Flash Clamps

by Johan J Ingles-Le Nobel
Last updated August 31, 2017


One of the more mundane items that needs to be procured for the extreme macro flash studio is some flash arms/clamps/supports to keep your flashes in place whilst you're taking your shots.

And flash arms can be a surprisingly expensive item to buy which seems a little bit silly for a thing that's just supposed to keep your flash from moving.

Manfrotto hydrostatic flash arm

Manfrotto hydrostatic flash arm, 7" long. The Manfrotto unit comes in for a lot of praise by the people who use it, and isn't quite as expensive as some of the other arms on the market. Expect to pay upwards of £75 for one.

Mode Consideration

It's worth having a good think about the mode that you intend to use your flashes in when looking for flash supports.

As crazy as this sounds, if you intend to use wired *TTL metering or PC-sync then you'll need flash supports that support these by having the appropriately wired end.

Personally I have moved onto a manual wireless flash system triggered by 1 PTTL flash so cords and connections are now no concern to me, but previously when I used PC-sync I had to make sure that the ends had the right female connecters to wire in the male PC-sync cable which allowed the flashes to be triggered.

Variable Friction Arms

Noga Friction Arm

Noga friction arm, the Rolls Royce of friction arms that are available commercially. These cost a three-figure sum, but provide the most secure hold of all the commonly used arm brands including Zeiss and Manfrotto.

Variable friction arms come in various guises and from various manufacturers. They're normally used for flashes but can also be adapted to act as a diffuser holder.

Manfrotto or Noga arms are the highest quality but they're also the most expensive. Manfrotto hydrostatic arms come in for a lot of praise, locking rigidly in place.

The single locking knob variety is the easiest to use, and for a budget version look no further than the eBay friction arms.

These do sag a little but they're perfectly usable if you don't fancy spending a three sum figure per arm.

Flexible Arm Clamps

Manfrotto flexible arm

Manfrotto flexible arm 237, broadly similar to the flexible arms I bought from eBay with which you can make your own flash supports.

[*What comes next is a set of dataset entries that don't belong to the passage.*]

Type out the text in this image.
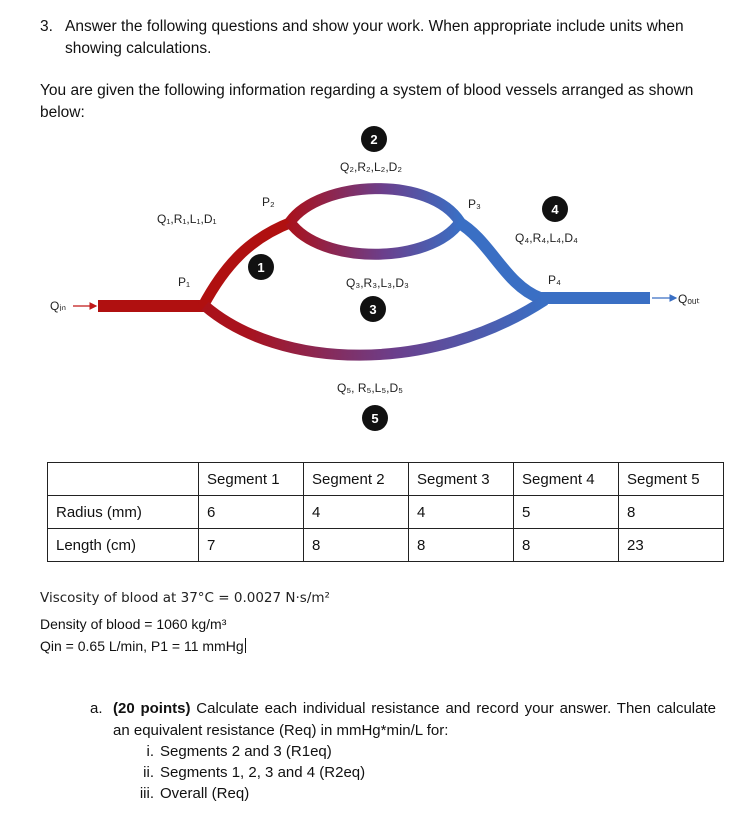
3. Answer the following questions and show your work. When appropriate include units when showing calculations.
You are given the following information regarding a system of blood vessels arranged as shown below:
Qᵢₙ	Qₒᵤₜ
P₁
P₂	P₃
P₄
Q₁,R₁,L₁,D₁
Q₂,R₂,L₂,D₂
Q₃,R₃,L₃,D₃
Q₄,R₄,L₄,D₄
Q₅, R₅,L₅,D₅
1
2
3
4
5
	Segment 1	Segment 2	Segment 3	Segment 4	Segment 5
Radius (mm)	6	4	4	5	8
Length (cm)	7	8	8	8	23
Viscosity of blood at 37°C = 0.0027 N·s/m²
Density of blood = 1060 kg/m³
Qin = 0.65 L/min, P1 = 11 mmHg
a. (20 points) Calculate each individual resistance and record your answer. Then calculate an equivalent resistance (Req) in mmHg*min/L for:
i. Segments 2 and 3 (R1eq)
ii. Segments 1, 2, 3 and 4 (R2eq)
iii. Overall (Req)
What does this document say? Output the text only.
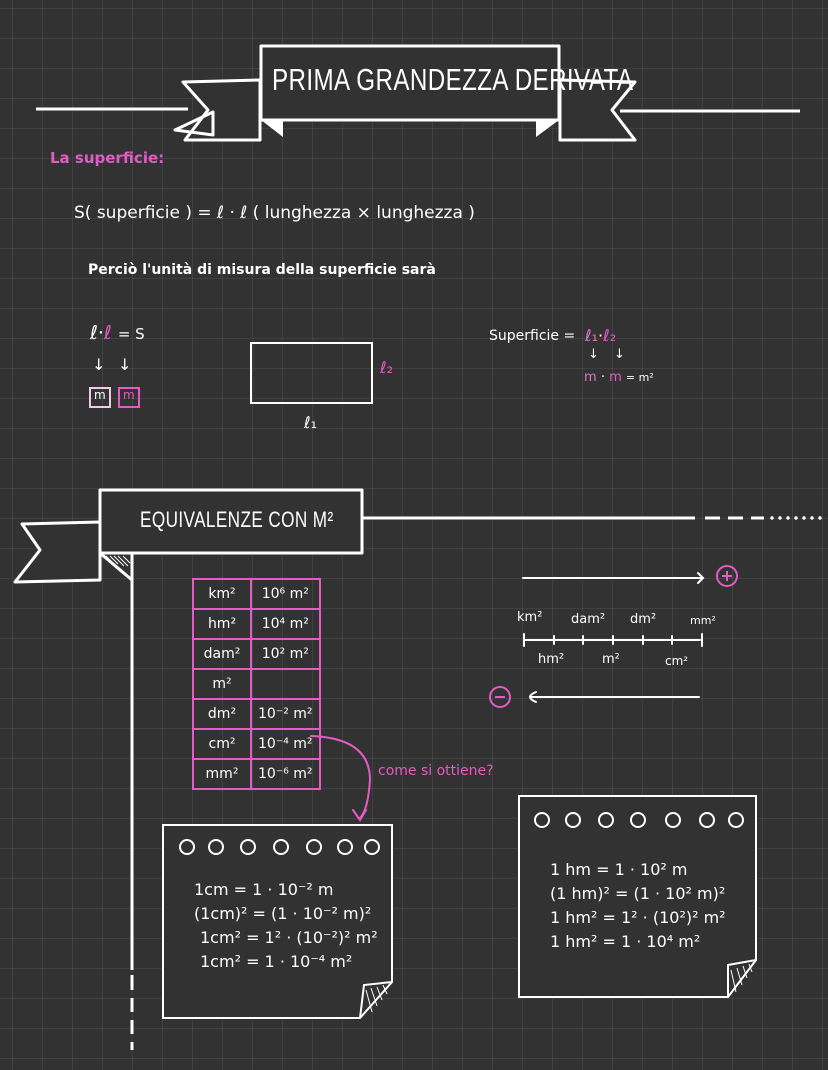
PRIMA GRANDEZZA DERIVATA
La superficie:
S( superficie ) = ℓ · ℓ ( lunghezza × lunghezza )
Perciò l'unità di misura della superficie sarà
ℓ·ℓ = S
↓ ↓
m m
ℓ₂
ℓ₁
Superficie = ℓ₁·ℓ₂
↓ ↓
m · m = m²
EQUIVALENZE CON M²
km²	10⁶ m²
hm²	10⁴ m²
dam²	10² m²
m²	
dm²	10⁻² m²
cm²	10⁻⁴ m²
mm²	10⁻⁶ m²
km² dam² dm²	mm²
hm²	m²	cm²
come si ottiene?
1cm = 1 · 10⁻² m
(1cm)² = (1 · 10⁻² m)²
1cm² = 1² · (10⁻²)² m²
1cm² = 1 · 10⁻⁴ m²
1 hm = 1 · 10² m
(1 hm)² = (1 · 10² m)²
1 hm² = 1² · (10²)² m²
1 hm² = 1 · 10⁴ m²
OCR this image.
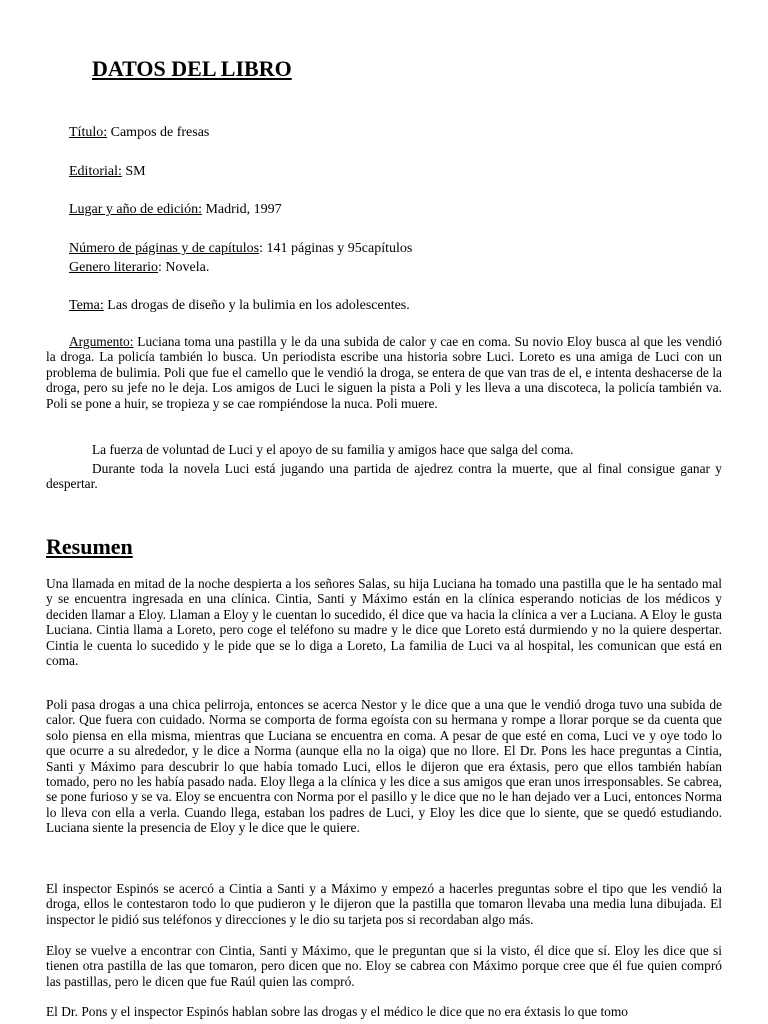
DATOS DEL LIBRO

Título: Campos de fresas

Editorial: SM

Lugar y año de edición: Madrid, 1997

Número de páginas y de capítulos: 141 páginas y 95capítulos

Genero literario: Novela.

Tema: Las drogas de diseño y la bulimia en los adolescentes.

Argumento: Luciana toma una pastilla y le da una subida de calor y cae en coma. Su novio Eloy busca al que les vendió la droga. La policía también lo busca. Un periodista escribe una historia sobre Luci. Loreto es una amiga de Luci con un problema de bulimia. Poli que fue el camello que le vendió la droga, se entera de que van tras de el, e intenta deshacerse de la droga, pero su jefe no le deja. Los amigos de Luci le siguen la pista a Poli y les lleva a una discoteca, la policía también va. Poli se pone a huir, se tropieza y se cae rompiéndose la nuca. Poli muere.

La fuerza de voluntad de Luci y el apoyo de su familia y amigos hace que salga del coma.

Durante toda la novela Luci está jugando una partida de ajedrez contra la muerte, que al final consigue ganar y despertar.

Resumen

Una llamada en mitad de la noche despierta a los señores Salas, su hija Luciana ha tomado una pastilla que le ha sentado mal y se encuentra ingresada en una clínica. Cintia, Santi y Máximo están en la clínica esperando noticias de los médicos y deciden llamar a Eloy. Llaman a Eloy y le cuentan lo sucedido, él dice que va hacia la clínica a ver a Luciana. A Eloy le gusta Luciana. Cintia llama a Loreto, pero coge el teléfono su madre y le dice que Loreto está durmiendo y no la quiere despertar. Cintia le cuenta lo sucedido y le pide que se lo diga a Loreto, La familia de Luci va al hospital, les comunican que está en coma.

Poli pasa drogas a una chica pelirroja, entonces se acerca Nestor y le dice que a una que le vendió droga tuvo una subida de calor. Que fuera con cuidado. Norma se comporta de forma egoísta con su hermana y rompe a llorar porque se da cuenta que solo piensa en ella misma, mientras que Luciana se encuentra en coma. A pesar de que esté en coma, Luci ve y oye todo lo que ocurre a su alrededor, y le dice a Norma (aunque ella no la oiga) que no llore. El Dr. Pons les hace preguntas a Cintia, Santi y Máximo para descubrir lo que había tomado Luci, ellos le dijeron que era éxtasis, pero que ellos también habían tomado, pero no les había pasado nada. Eloy llega a la clínica y les dice a sus amigos que eran unos irresponsables. Se cabrea, se pone furioso y se va. Eloy se encuentra con Norma por el pasillo y le dice que no le han dejado ver a Luci, entonces Norma lo lleva con ella a verla. Cuando llega, estaban los padres de Luci, y Eloy les dice que lo siente, que se quedó estudiando. Luciana siente la presencia de Eloy y le dice que le quiere.

El inspector Espinós se acercó a Cintia a Santi y a Máximo y empezó a hacerles preguntas sobre el tipo que les vendió la droga, ellos le contestaron todo lo que pudieron y le dijeron que la pastilla que tomaron llevaba una media luna dibujada. El inspector le pidió sus teléfonos y direcciones y le dio su tarjeta pos si recordaban algo más.

Eloy se vuelve a encontrar con Cintia, Santi y Máximo, que le preguntan que si la visto, él dice que sí. Eloy les dice que si tienen otra pastilla de las que tomaron, pero dicen que no. Eloy se cabrea con Máximo porque cree que él fue quien compró las pastillas, pero le dicen que fue Raúl quien las compró.

El Dr. Pons y el inspector Espinós hablan sobre las drogas y el médico le dice que no era éxtasis lo que tomo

You can also make your own flash clamps by buying separate components from eBay and putting them together. This is the path I took and whilst I have no complaints I suspect they're probably not quite as nice to use as some of the other ones I've seen in use.

The bits I used were a black gooseneck macro flash arms made out of metal, which have a screwed thread on both ends, similar to, but not the same as microphone goose necks.

Together with a magic clamp, a threaded cold shoe and mini tripod ball head, it's quite handy and can be adapted to fit the flashes to a breadboard should I ever decide to purchase such a thing. Or, alternatively, to magnetic bases, which are nice to haves should I decide to go that route.

Flash Stands

Of course you can also use perfectly standard small plastic flash stands which often come supplied with flashes. These are fine when your flash sits on a desk or so but they're obviously no good for suspending your flash above a specimen.